Multiyear ice

Helo flight to Tent Island. Photo: Shelly Carpenter.

The helicopters started flying last Thursday and with their support we’re getting back on track with sampling. Friday we made it back out to Tent Island for our third sample there. It was great to make the trip in less than 10 minutes after all the hours we’ve spent driving that route! The only downside to this mode of transportation is the need for good weather. We had ambitious plans to fly to the Wilson-Piedemont glacier on the far side of McMurdo Sound Saturday for our first glacial ice sample, but fog grounded the helos for the day. Landing on glaciers is tricky business; the pilots are only willing to attempt it with good visibility. Tomorrow we’ll try again, hoping to net two large samples from a single trip. Time is running short – we leave November 2 – so we need to maximize every trip out!

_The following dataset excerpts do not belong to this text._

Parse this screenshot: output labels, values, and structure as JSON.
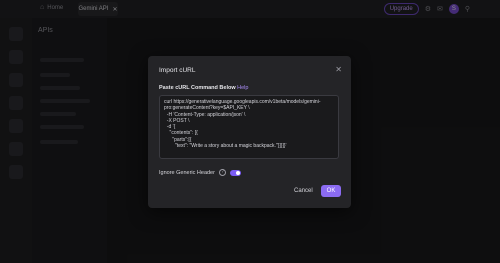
{
  "topbar": {
    "home_label": "Home",
    "tab_label": "Gemini API",
    "upgrade_label": "Upgrade",
    "avatar_letter": "S"
  },
  "sidebar": {
    "title": "APIs"
  },
  "modal": {
    "title": "Import cURL",
    "paste_label": "Paste cURL Command Below",
    "help_label": "Help",
    "code_lines": [
      "curl https://generativelanguage.googleapis.com/v1beta/models/gemini-",
      "pro:generateContent?key=$API_KEY \\",
      "  -H 'Content-Type: application/json' \\",
      "  -X POST \\",
      "  -d '{",
      "    \"contents\": [{",
      "      \"parts\":[{",
      "        \"text\": \"Write a story about a magic backpack.\"}]}]}'"
    ],
    "toggle_label": "Ignore Generic Header",
    "toggle_on": true,
    "cancel_label": "Cancel",
    "ok_label": "OK"
  },
  "colors": {
    "accent": "#8b6bf2",
    "background": "#1b1b1d",
    "modal_bg": "#242427"
  }
}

The helicopter crews take Sundays off so we couldn’t fly yesterday. It was a warm (for Antarctica), sunny day so we decided to take a snowmobile trip to Turtle Rock, a little island tucked into a back pocket of McMurdo Sound. Turtle Rock is an interesting feature because it guards a bay full of sea ice which has not melted in many years. We call this ice “multiyear ice”. Until last year most of the ice in the south end of McMurdo Sound was multiyear ice, but a massive breakup of the ice last spring removed almost all of it. The ice that we have been working on so far is first year ice that only formed this winter.

Have you found the bottom? Shelly digs through several years of snowdrifts ontop of meltiyear ice in McMurdo Sound.

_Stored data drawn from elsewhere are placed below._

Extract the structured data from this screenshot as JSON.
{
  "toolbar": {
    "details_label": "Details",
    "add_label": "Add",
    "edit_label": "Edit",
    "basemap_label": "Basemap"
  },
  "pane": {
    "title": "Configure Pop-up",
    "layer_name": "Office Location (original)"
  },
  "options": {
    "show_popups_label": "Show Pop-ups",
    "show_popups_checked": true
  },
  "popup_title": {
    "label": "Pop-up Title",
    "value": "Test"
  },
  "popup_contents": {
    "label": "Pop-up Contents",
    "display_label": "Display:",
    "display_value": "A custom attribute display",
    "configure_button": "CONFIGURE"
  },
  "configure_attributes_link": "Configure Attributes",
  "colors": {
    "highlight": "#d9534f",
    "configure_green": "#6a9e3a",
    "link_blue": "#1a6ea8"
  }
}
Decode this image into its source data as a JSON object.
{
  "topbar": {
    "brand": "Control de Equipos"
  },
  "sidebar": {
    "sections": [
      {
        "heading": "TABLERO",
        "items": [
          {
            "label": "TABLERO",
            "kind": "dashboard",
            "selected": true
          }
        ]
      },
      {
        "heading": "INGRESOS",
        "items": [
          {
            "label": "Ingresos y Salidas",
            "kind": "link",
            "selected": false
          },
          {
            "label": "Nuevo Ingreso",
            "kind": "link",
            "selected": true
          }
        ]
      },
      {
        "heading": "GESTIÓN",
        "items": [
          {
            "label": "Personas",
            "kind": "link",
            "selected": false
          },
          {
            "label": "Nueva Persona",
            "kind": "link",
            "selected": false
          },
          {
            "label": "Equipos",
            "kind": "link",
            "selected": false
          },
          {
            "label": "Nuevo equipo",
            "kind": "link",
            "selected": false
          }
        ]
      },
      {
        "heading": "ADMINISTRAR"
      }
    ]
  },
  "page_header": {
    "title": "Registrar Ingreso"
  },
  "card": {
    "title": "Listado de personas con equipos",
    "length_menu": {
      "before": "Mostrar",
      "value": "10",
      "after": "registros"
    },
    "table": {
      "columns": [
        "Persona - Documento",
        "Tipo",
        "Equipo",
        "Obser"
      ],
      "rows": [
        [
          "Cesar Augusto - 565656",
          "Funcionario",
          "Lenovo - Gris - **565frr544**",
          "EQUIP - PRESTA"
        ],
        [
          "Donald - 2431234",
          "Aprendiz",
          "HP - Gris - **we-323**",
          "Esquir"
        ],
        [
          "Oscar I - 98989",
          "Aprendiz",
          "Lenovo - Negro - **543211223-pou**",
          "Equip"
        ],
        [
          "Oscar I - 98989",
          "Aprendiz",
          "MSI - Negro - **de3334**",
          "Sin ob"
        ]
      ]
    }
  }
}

We’ve done a little work on the microbiology of multiyear ice in the Arctic but a lot of questions remain. When sea ice forms in the fall it traps lots of bacteria from the seawater. These organisms aren’t adapted to life within the sea ice, but they persist there through the winter. When spring comes and the ice algae begin photosynthesizing these seawater bacteria are outcompeted by specialized sea ice bacteria that metabolize well under low temperatures and with a lot of organic carbon (produced by the ice algae). If sea ice survives that first summer to become multiyear ice however, what happens to those specialized sea ice bacteria? The ice algae use up the nitrogen, phosphorous, and other nutrients present in sea ice the first summer and can’t maintain the same level of photosynthesis in later years. The sea ice bacteria (which can perform better with little organic carbon) are long gone from the sea ice matrix. Does biological activity slowly grind to a halt, or is there a succession to a new microbial community adapted to low temperatures and low levels of nutrients?

Before we can answer these questions we need to acquire some cores of multiyear ice, something easier said than done. Reaching the multiyear ice behind Turtle Rock was easy enough but coring it proved quite difficult. First we had to reach the ice surface. It’s not uncommon to find a couple feet of hard, wind packed snow on top of the ice you want to core. In this case we had 7 feet of snow to tunnel through! Shelly and I cleared ourselves a pit large enough to work in and started coring. With limited space maneuvering the drilling equipment proved challenging, we were constantly climbing in and out of the pit to help lift the corer in and out of the hole. Multiyear ice can be 5 meters thick or more, after only two meters we had to quit for the day. With luck, time, and a couple of intrepid volunteers we might be able to finish that sampling effort before we leave. In the meantime we have more important objectives… collect our critical glacial ice samples and then start using the helicopters to access the ice edge for more frost flowers!

Satellite image of the southeastern portion of McMurdo Sound from February 24, 2011. This is close the point of minimal ice extent for 2011. The small pocket of ice behind Tent Island was persisted for many years and will persist into the 2011 winter.